Interview

aSituée dans le département de Malbaza (région de Tahoua), la commune rurale Doguéraoua couvre une superficie de 729 km2 avec une densité moyenne de 161hbts/Km2. Elle est limitée à l’Est par les communes de Sabonguidan (Madaoua) et Tama (Bouza) ; à l’ouest par les communes de Malbaza et Tsernaoua (Konni) ; au nord par les communes de Badaguichiri (Illéla) et Tama et au sud par la République fédérale du Nigeria. D’après le recensement général de la population et de l’habitat de 2012, la population de la commune était de 117.975 habitants. Avec le taux d’accroissement de 3,6%, cette population est estimée, en 2019, à 143.281 habitants. Elle est repartie dans 62 villages administratifs, 10 groupements nomades auxquels il faut ajouter une soixantaine de hameaux. Au Niger, certaines localités s’identifient à des produits phares : Galmi pour l’oignon (violet de Galmi), le poivron de Diffa, pour ne citer que ces deux exemples. Doguéraoua a, elle aussi, sa spécificité : la production de la tomate. Une activité qui génère d’importantes ressources pour la commune.

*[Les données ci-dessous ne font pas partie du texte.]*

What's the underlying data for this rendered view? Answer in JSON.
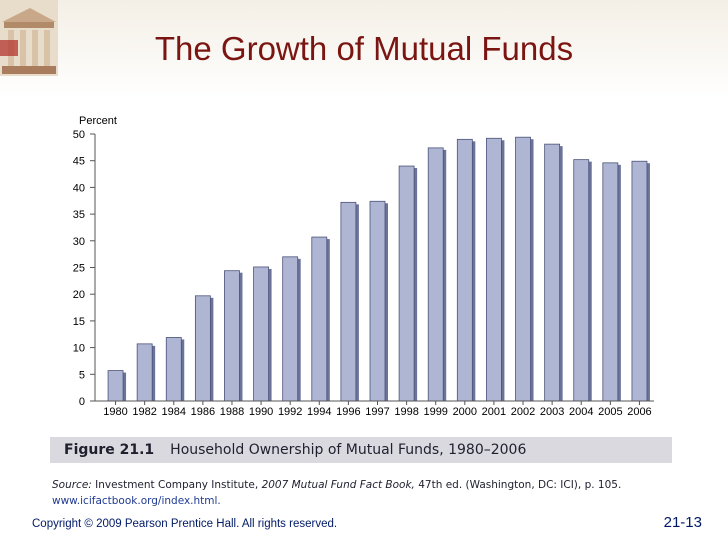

Dans cet entretien, le 1er Vice maire évoque la situation générale de la commune et insiste sur les potentialités, mais aussi les défis de la filière tomate.

Monsieur le maire, quelles sont les principales activités des populations de la commune ?

Comme pour la majorité des populations du Niger, les principales activités des populations de la commune de Doguéraoua sont l’agriculture, l’élevage et le petit commerce. Et il faut dire qu’il existe de réelles opportunités et d’importantes potentialités dans notre commune. Il s’agit entre autres de la vallée de la Maggia ; la position géographique stratégique de la commune (frontalière avec le Nigeria) ; une main-d’œuvre non qualifiée disponible composée majoritairement des jeunes ; un conseil municipal fonctionnel et des autorités coutumières très disponibles.